Too much privilege results in breaches
The study shows that, more than half the time, these breaches occur due to trusted users doing inappropriate things for innocent reasons, with 13 percent of respondents indicating it happens “often” or “all the time.” In 18 percent of the cases, it’s trusted insiders going rogue, and in 15 percent of the cases, its outsiders gaining privileged access to steal credentials. In each case, excessive privileges are to blame.
There are real business costs that result from breaches. The top costs are lost productivity, loss of reputation, monetary damages, and compliance penalties.
PAM can facilitate the move to NGTs
Respondents overwhelmingly indicate that PAM-related capabilities can improve security and facilitate a move to NGTs. Top practices include controlling and governing privileged and other shared accounts (60 percent, 59 percent, respectively), enforcing appropriate credential usage (59 percent), and creating and enforcing rigorous password policies (55 percent). In fact, 100 percent of the survey respondents say they are employing at least one PAM-related best practice to avoid NGT problems with privileged access.
How PAM can enable the transformation to next-generation technologies
To improve security while reaping the transformative benefits that NGTs offer, organizations should implement five privileged access management (PAM) best practices that address use cases from on-prem to cloud.
Best Practice #1: Discover and inventory all privileged accounts and assets. Organizations should perform continuous discovery and inventory of everything from privileged accounts to container instances and libraries across physical, virtual, and cloud environments.

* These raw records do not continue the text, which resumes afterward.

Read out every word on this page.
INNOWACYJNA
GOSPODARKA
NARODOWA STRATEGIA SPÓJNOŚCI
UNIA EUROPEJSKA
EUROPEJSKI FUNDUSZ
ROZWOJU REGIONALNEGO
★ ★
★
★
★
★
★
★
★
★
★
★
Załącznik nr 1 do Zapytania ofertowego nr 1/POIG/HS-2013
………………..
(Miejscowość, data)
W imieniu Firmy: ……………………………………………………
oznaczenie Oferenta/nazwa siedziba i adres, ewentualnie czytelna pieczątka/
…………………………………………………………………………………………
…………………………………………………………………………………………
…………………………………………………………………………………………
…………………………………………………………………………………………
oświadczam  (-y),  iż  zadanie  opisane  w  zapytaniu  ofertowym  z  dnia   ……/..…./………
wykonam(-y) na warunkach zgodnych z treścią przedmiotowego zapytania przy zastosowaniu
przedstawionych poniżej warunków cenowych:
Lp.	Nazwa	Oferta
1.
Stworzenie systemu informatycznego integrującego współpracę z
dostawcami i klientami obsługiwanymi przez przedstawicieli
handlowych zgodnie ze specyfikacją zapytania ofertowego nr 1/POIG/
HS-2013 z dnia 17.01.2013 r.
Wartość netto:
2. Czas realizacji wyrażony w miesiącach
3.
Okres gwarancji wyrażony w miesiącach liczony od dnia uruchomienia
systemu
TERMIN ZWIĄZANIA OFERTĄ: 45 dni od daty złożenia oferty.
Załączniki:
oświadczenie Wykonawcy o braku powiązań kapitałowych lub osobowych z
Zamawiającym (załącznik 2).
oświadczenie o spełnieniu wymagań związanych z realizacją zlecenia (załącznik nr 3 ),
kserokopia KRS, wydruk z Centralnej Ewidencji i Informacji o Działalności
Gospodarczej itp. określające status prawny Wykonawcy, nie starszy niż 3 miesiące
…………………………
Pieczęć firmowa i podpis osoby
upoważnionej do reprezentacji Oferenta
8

Best Practice #2: Scan for vulnerabilities and configuration compliance. For DevOps and cloud use cases, organizations should scan both online and offline container instances and libraries for image integrity.
Best Practice #3: Manage shared secrets and hard-coded passwords. Governing and controlling shared and other privileged accounts represents one of the most important tactics organizations can employ to limit the effects of data breaches resulting from NGTs.
Best Practice #4: Enforce least privilege and appropriate credential usage. Organizations should only grant required permissions to appropriate build machines and images through least privilege enforcement.
Best Practice #5: Segment networks. Especially important in DevOps, lateral movement protection should be zone-based and needs to cover the movement between development, QA, and production systems.
“It is encouraging to see that organizations understand the benefits that Privileged Access Management can deliver in protecting next-generation technologies, but there are more best practices to employ,” said Morey Haber, CTO at BeyondTrust. “The survey affirms that security should be at the forefront of new technology initiatives, otherwise, organizations can experience serious financial, compliance, and technological ramifications later on.”